Shroomgirl, I love to Garden, so i know Cloche when it comes to bell shaped glass for plants..I even live in the state that was once the hat capital of the USA (cloche hats) is that what you are talking about?
cc


----------



## shroomgirl (Aug 11, 2000)

very close...a baking cloche is a terra cotta (clay) round flat lipped bottom with a bell shaped dome handled top...your own private brick oven. Read...very crisp crusted bread.
I don't bake bread as much as I used to so the $50 dollar play toy was not part of my kitchen until William Sonoma Outlet had it on sale for $9.99 Figured "Hey, guess I can dig out those old cloche recipes from early Bon Appetits in 1980's and play." Or have a cool looking adornment in my basement.


----------



## cape chef (Jul 31, 2000)

Thanks for the insight shroom and momoreg.
cc


----------



## shroomgirl (Aug 11, 2000)

UMMMMM so I guess you guys don't use one huh


----------



## cape chef (Jul 31, 2000)

Shroomgirl..I have cooked en cocotte.
But not with a cloche
UUUUmmmm So I guess not








cc


----------



## nicko (Oct 5, 2001)

That is really interesting, I have never heard of that before. I do a lot of cooking in my clay pot and love it.


----------



## momoreg (Mar 4, 2000)

What's that?


----------



## shroomgirl (Aug 11, 2000)

The dirt cake I know is a chocolate cake ice and covered with dark crumbs (cookie or cake) then usually edible worms coming out.
sometimes served in plastic cups with worms visable on side view...good for little children.


----------



## cape chef (Jul 31, 2000)

Geez, I did that in my oldest daughters Kindergarden class








cc


----------



## shroomgirl (Aug 11, 2000)

welll there are chewy gelatenous worms that are a candy and then there are red crawlers or bait that are edible for fish but not too many Americans consume them. Of course we could now deviate into a gross thread about worms eating people but lets not.


----------



## m brown (May 29, 1999)

GUMMY WORMS! SOUR GUMMY WORMS! GIANT GUMMY WORMS! MINI GUMMY WORMS! MINI SOUR GUMMY WORMS!
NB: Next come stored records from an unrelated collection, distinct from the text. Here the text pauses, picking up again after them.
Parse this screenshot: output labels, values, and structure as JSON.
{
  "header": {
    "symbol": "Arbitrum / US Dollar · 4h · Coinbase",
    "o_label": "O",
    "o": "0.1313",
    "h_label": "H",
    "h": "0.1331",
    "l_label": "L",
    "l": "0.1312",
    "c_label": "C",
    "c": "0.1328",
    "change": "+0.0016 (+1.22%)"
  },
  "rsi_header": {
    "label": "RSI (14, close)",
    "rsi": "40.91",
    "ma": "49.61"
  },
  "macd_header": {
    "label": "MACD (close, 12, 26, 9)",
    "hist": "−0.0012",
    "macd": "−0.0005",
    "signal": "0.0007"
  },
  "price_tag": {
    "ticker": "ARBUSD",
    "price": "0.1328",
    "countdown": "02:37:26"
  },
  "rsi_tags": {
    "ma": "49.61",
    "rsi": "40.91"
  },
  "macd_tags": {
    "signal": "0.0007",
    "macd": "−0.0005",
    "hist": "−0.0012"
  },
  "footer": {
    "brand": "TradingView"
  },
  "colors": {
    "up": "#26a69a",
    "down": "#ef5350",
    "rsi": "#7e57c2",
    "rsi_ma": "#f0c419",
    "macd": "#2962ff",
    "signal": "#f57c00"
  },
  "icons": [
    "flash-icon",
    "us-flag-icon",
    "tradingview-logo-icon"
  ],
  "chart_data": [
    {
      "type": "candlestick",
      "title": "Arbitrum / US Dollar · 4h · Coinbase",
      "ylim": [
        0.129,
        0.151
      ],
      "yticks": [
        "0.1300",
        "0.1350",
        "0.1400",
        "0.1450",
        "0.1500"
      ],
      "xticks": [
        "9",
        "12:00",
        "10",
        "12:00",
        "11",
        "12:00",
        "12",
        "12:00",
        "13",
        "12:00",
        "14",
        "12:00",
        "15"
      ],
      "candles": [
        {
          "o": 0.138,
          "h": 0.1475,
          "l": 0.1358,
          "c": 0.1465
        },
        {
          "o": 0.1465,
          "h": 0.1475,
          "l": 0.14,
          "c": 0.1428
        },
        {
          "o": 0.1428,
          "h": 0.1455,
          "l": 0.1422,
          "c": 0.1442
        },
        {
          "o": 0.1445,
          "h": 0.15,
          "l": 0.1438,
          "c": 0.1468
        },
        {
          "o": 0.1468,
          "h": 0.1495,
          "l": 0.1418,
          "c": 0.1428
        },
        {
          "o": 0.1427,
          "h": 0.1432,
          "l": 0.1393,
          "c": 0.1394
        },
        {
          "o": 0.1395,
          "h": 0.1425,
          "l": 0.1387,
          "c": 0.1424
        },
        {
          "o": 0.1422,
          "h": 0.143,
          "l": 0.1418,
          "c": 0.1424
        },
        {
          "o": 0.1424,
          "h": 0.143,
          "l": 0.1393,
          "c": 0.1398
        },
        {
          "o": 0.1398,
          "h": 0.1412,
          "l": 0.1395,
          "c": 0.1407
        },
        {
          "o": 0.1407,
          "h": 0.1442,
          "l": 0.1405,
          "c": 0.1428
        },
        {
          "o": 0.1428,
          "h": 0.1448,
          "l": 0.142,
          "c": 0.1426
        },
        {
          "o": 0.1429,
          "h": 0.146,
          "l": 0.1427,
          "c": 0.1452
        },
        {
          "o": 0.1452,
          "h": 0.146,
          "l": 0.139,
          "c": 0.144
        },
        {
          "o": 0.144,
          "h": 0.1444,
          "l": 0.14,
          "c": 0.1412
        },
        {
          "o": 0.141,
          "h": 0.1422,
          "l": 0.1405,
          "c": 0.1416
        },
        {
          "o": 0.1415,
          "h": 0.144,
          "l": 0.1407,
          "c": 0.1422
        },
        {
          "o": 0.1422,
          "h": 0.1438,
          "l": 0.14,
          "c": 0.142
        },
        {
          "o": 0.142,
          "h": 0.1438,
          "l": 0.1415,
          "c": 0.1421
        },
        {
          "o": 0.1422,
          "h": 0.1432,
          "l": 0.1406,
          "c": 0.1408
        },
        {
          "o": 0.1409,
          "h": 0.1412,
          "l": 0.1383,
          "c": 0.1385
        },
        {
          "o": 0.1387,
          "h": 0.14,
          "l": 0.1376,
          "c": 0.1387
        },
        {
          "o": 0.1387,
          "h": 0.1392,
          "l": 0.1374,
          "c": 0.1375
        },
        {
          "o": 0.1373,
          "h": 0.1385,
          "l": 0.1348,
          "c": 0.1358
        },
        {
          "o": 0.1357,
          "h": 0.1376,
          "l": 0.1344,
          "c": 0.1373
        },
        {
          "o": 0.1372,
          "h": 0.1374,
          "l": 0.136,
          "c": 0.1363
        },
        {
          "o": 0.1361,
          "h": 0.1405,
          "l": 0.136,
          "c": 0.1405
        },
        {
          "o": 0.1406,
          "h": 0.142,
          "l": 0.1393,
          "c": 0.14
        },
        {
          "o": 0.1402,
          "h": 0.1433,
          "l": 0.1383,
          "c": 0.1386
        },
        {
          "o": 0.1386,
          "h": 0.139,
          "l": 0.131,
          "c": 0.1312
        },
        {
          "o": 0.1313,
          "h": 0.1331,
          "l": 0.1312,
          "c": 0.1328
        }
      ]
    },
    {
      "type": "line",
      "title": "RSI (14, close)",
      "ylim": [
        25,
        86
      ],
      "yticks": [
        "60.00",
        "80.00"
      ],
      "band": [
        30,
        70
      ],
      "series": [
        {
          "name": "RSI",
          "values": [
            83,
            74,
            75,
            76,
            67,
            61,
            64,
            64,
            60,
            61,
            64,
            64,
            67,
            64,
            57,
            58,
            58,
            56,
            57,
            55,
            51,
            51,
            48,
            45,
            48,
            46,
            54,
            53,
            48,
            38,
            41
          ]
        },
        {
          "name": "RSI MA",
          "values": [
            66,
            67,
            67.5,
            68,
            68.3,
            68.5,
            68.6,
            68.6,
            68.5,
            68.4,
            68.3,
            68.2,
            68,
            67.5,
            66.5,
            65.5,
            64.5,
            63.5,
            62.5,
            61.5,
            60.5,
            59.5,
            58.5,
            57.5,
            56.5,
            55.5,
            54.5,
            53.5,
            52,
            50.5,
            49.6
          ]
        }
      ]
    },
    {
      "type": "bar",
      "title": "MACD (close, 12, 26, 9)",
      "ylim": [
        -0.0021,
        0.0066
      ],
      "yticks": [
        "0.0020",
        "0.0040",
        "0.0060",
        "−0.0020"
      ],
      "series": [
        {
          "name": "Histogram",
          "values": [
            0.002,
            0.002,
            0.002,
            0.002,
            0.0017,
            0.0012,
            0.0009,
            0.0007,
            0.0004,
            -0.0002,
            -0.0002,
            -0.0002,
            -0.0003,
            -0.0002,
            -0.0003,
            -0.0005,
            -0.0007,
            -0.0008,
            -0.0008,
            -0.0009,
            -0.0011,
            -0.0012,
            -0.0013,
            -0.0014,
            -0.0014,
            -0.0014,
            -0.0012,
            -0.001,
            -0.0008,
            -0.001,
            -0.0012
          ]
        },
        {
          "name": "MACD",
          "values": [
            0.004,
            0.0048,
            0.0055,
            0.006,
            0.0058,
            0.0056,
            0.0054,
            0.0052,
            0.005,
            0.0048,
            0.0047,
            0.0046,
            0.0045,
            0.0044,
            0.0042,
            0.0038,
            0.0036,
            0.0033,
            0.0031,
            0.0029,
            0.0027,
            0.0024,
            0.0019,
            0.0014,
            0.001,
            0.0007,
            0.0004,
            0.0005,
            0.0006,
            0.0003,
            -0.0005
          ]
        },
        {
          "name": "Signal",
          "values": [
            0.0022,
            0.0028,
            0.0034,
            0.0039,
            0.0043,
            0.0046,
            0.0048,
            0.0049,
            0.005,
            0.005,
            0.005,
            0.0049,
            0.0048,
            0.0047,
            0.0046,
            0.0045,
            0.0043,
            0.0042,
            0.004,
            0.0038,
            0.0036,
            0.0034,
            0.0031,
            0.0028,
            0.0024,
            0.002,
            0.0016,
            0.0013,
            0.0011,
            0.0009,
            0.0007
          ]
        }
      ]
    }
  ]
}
can you tell I have little boys in the house?!?


----------



## shroomgirl (Aug 11, 2000)

Yep made that one when my boys were in preschool, I think they have more garden variety gummy critters available to decorate your "mud"......sayyyyyyy remember the creepy crawlers edible bug kit from the mid/late 60's guess late 60's. You poured edible goop in a hot mold and made bugs.Wonder why those toys ever went assunder.


----------



## cape chef (Jul 31, 2000)

remember the smell? Thats why.


----------



## momoreg (Mar 4, 2000)

eeew..


----------



## momoreg (Mar 4, 2000)

By the way, Dominique, welcome to cheftalk.


----------



## cape chef (Jul 31, 2000)

Well Dominique, I am happy I had dinner already,And that I have a dog








cc


----------



## greg (Dec 8, 1999)

Well, the kitty litter cake could conceivably be baked in a cloche, so we are theoretically still on topic.
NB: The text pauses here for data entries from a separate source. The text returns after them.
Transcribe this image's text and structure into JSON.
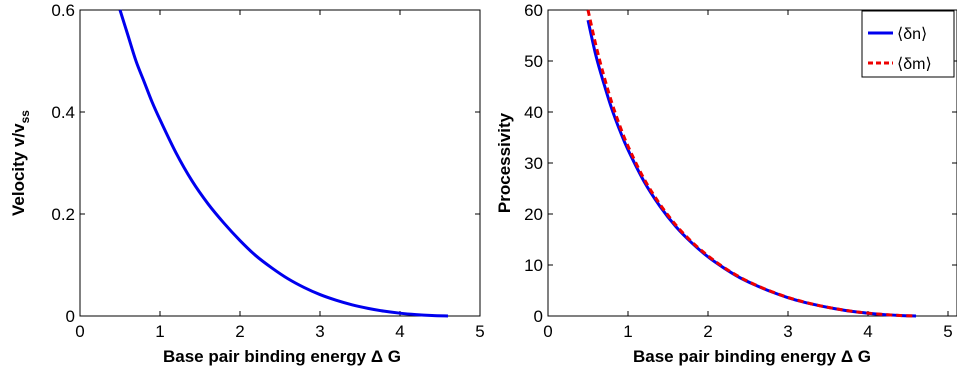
{
  "chart_data": [
    {
      "type": "line",
      "xlabel": "Base pair binding energy Δ G",
      "ylabel": "Velocity v/v",
      "ylabel_sub": "ss",
      "xlim": [
        0,
        5
      ],
      "ylim": [
        0,
        0.6
      ],
      "xticks": [
        "0",
        "1",
        "2",
        "3",
        "4",
        "5"
      ],
      "yticks": [
        "0",
        "0.2",
        "0.4",
        "0.6"
      ],
      "grid": false,
      "series": [
        {
          "color": "#0000ee",
          "style": "solid",
          "x": [
            0.5,
            0.6,
            0.7,
            0.8,
            0.9,
            1.0,
            1.2,
            1.4,
            1.6,
            1.8,
            2.0,
            2.2,
            2.4,
            2.6,
            2.8,
            3.0,
            3.2,
            3.4,
            3.6,
            3.8,
            4.0,
            4.2,
            4.4,
            4.6
          ],
          "y": [
            0.6,
            0.55,
            0.5,
            0.46,
            0.42,
            0.385,
            0.32,
            0.265,
            0.22,
            0.182,
            0.148,
            0.118,
            0.094,
            0.073,
            0.056,
            0.042,
            0.031,
            0.022,
            0.015,
            0.0095,
            0.0055,
            0.0028,
            0.001,
            0.0
          ]
        }
      ]
    },
    {
      "type": "line",
      "xlabel": "Base pair binding energy Δ G",
      "ylabel": "Processivity",
      "xlim": [
        0,
        5
      ],
      "ylim": [
        0,
        60
      ],
      "xticks": [
        "0",
        "1",
        "2",
        "3",
        "4",
        "5"
      ],
      "yticks": [
        "0",
        "10",
        "20",
        "30",
        "40",
        "50",
        "60"
      ],
      "grid": false,
      "legend_position": "top-right",
      "series": [
        {
          "name": "⟨δn⟩",
          "color": "#0000ee",
          "style": "solid",
          "x": [
            0.5,
            0.6,
            0.7,
            0.8,
            0.9,
            1.0,
            1.2,
            1.4,
            1.6,
            1.8,
            2.0,
            2.2,
            2.4,
            2.6,
            2.8,
            3.0,
            3.2,
            3.4,
            3.6,
            3.8,
            4.0,
            4.2,
            4.4,
            4.6
          ],
          "y": [
            58,
            51,
            45.5,
            40.5,
            36.3,
            32.6,
            26.4,
            21.5,
            17.5,
            14.3,
            11.6,
            9.4,
            7.5,
            6.0,
            4.7,
            3.6,
            2.7,
            2.0,
            1.4,
            0.9,
            0.55,
            0.28,
            0.1,
            0.0
          ]
        },
        {
          "name": "⟨δm⟩",
          "color": "#ee0000",
          "style": "dashed",
          "x": [
            0.5,
            0.6,
            0.7,
            0.8,
            0.9,
            1.0,
            1.2,
            1.4,
            1.6,
            1.8,
            2.0,
            2.2,
            2.4,
            2.6,
            2.8,
            3.0,
            3.2,
            3.4,
            3.6,
            3.8,
            4.0,
            4.2,
            4.4,
            4.6
          ],
          "y": [
            61,
            53,
            47,
            41.7,
            37.2,
            33.3,
            26.9,
            21.9,
            17.8,
            14.5,
            11.8,
            9.5,
            7.6,
            6.05,
            4.75,
            3.65,
            2.75,
            2.0,
            1.42,
            0.92,
            0.56,
            0.29,
            0.1,
            0.0
          ]
        }
      ]
    }
  ]
}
[This message has been edited by Greg (edited 01-18-2001).]


----------



## layjo (Oct 12, 1999)

It's Evolution! In the beginning there was a cloche that no one knew how to use. Well when trying to consider the uses that should partake in this cloche alot ideas came to mind. As time went by people pondered using it as a planter others thought about cooking in it, possibly wearing it as an attractive hat to exercise the neck. But there were rumors of a distant cousin the Cloche might have... it's relative the "kitty litter box". Well when in constant observation of the kitty litter box's daily operations it was thought that this must be a very, very, very distant cousin. With the little surprises the cloche's cousin had lingering also taking in to concern that the cloche liked to contain and present surprises also. Although the cloche was kind of "rounded" out in attitude and the kitty litter box was sort of a "square". As the time goes by, one day in the near future we will find the truth, the history, of this long-standing unknown legend!


----------



## shroomgirl (Aug 11, 2000)

Barf


----------



## kylew (Aug 14, 2000)

I hate to dig up old bones, and I don't want to get in the way of a good thread drift but...
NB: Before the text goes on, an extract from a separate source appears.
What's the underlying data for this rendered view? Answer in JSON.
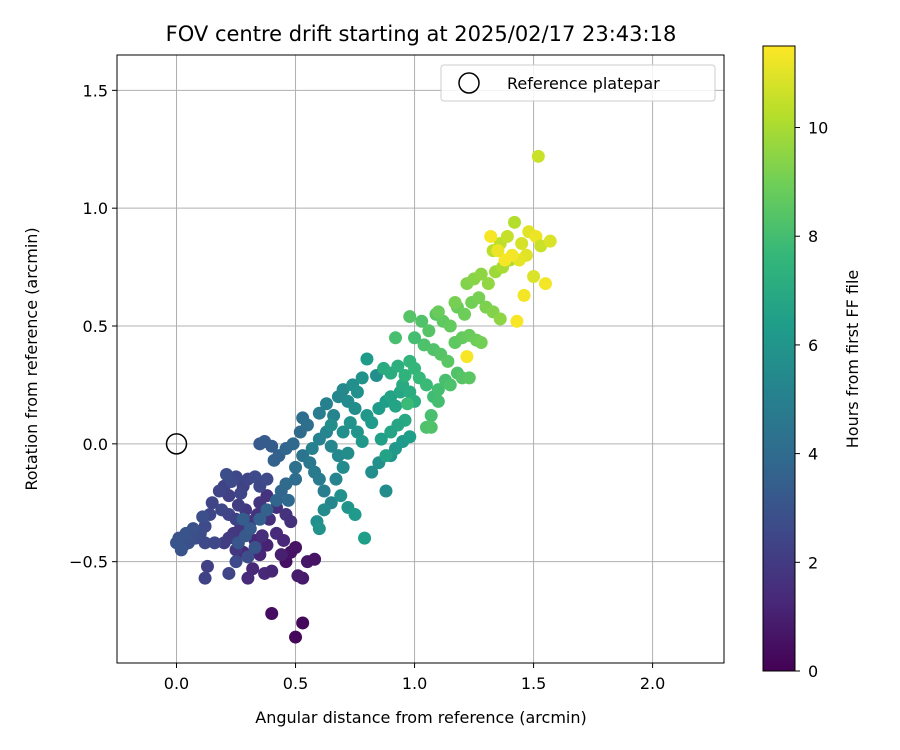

Did anybody come up with insight on using a cloche? I read the link that momoreg provided and my curiosity is piqued. Given the path I have chosen in another thread, I have a feeling I won't be able to help myself.


----------



## kylew (Aug 14, 2000)

I love fancy cooking terms 
It sounds to me like the kind of thing I need to have. Your description of it as a multi-purpose implement may put me over the top. Williams-Sonoma has one for $52. Very tempting. Thanks MaryeO and welcome back!


----------



## thebighat (Feb 21, 2001)

Hate to get so repetitive- most complete discussion of cloche is in The Bread Builders by Daniel Wing and Alan Scott.


----------